Description: A simple, traditional Irish side dish where sweet green cabbage is gently sautéed in rich Irish butter and finished with aromatic caraway seeds. This humble farmhouse recipe pairs beautifully with bacon, sausages, or a classic Sunday roast.
Preparation Time: 10 minutes
Cooking Time: 15 minutes
Serving Size: Serves 4
Ingredients
- 1 medium green cabbage, finely shredded
- 3 tbsp Irish butter
- 1 tsp caraway seeds
- Salt, to taste
- Freshly ground black pepper, to taste
- Optional: A small splash of apple cider vinegar
Instructions
- Prepare the cabbage: Remove any tough outer leaves and the core.

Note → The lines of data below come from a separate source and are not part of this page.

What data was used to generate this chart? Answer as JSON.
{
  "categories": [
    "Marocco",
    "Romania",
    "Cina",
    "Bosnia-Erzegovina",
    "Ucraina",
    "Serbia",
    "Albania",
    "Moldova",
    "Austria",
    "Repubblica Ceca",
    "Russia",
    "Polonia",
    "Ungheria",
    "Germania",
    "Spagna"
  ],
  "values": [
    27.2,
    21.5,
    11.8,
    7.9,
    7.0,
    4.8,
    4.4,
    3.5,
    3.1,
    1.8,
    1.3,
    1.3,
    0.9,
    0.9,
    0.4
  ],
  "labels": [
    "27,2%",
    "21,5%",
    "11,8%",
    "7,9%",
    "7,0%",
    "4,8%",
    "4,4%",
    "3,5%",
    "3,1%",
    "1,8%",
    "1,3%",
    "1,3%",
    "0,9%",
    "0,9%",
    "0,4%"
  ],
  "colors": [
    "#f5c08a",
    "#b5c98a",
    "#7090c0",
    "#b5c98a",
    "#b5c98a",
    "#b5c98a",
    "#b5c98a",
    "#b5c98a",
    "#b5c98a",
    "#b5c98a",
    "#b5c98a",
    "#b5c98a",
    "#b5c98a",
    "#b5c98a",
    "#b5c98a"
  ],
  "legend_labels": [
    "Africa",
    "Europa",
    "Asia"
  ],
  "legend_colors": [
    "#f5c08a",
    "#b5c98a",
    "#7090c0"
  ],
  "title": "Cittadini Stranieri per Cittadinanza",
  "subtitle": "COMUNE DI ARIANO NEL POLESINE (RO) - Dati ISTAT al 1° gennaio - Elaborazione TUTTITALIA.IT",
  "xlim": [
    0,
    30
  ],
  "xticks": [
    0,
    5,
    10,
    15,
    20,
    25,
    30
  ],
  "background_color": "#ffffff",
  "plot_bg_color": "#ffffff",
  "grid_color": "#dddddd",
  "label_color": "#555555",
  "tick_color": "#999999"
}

Finely shred the cabbage into thin ribbons.
- Toast the caraway: Heat a large pan over medium heat and dry-toast the caraway seeds for 1–2 minutes until fragrant.

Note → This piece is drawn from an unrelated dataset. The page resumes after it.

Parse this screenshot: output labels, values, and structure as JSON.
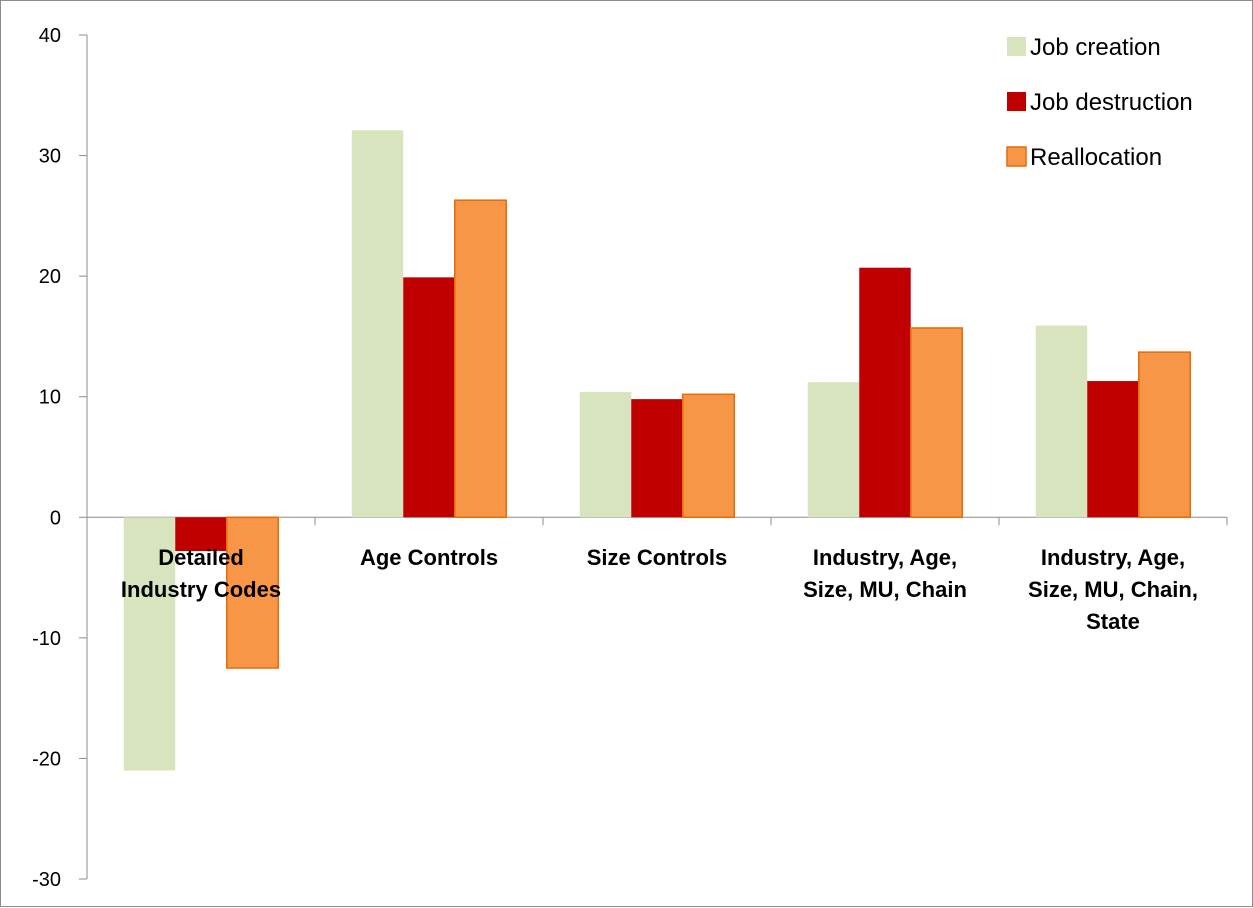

- Add butter: Add the butter to the pan and allow it to melt gently.
- Cook the cabbage: Add the shredded cabbage and toss to coat evenly in the butter. Cook for 10–15 minutes, stirring occasionally, until tender but still bright green and slightly crisp.

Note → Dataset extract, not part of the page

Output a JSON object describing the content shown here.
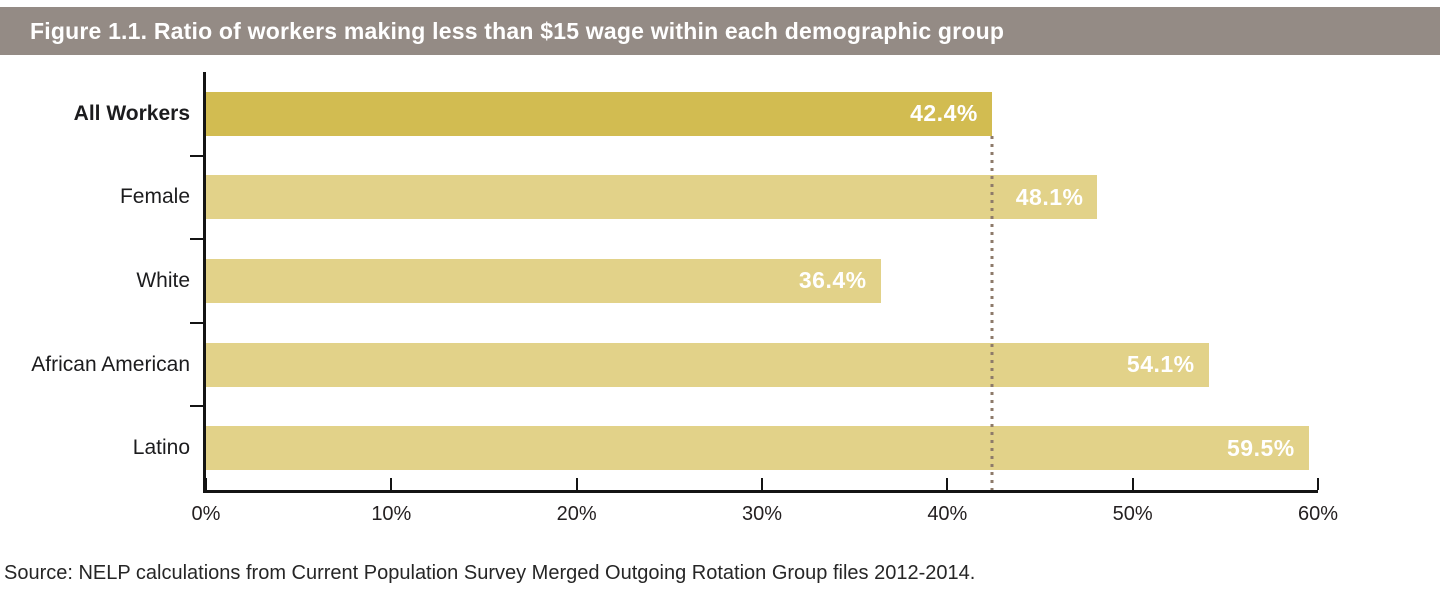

- Season and finish: Season with salt and freshly ground black pepper. If desired, add a small splash of apple cider vinegar to brighten the flavor.
- Serve: Serve hot as a buttery side dish alongside boiled bacon, roast chicken, or traditional Irish sausages.
Cooking Tip
For extra richness, stir in a final knob of butter just before serving. Keep the heat moderate to prevent overcooking — the cabbage should remain soft yet slightly crisp.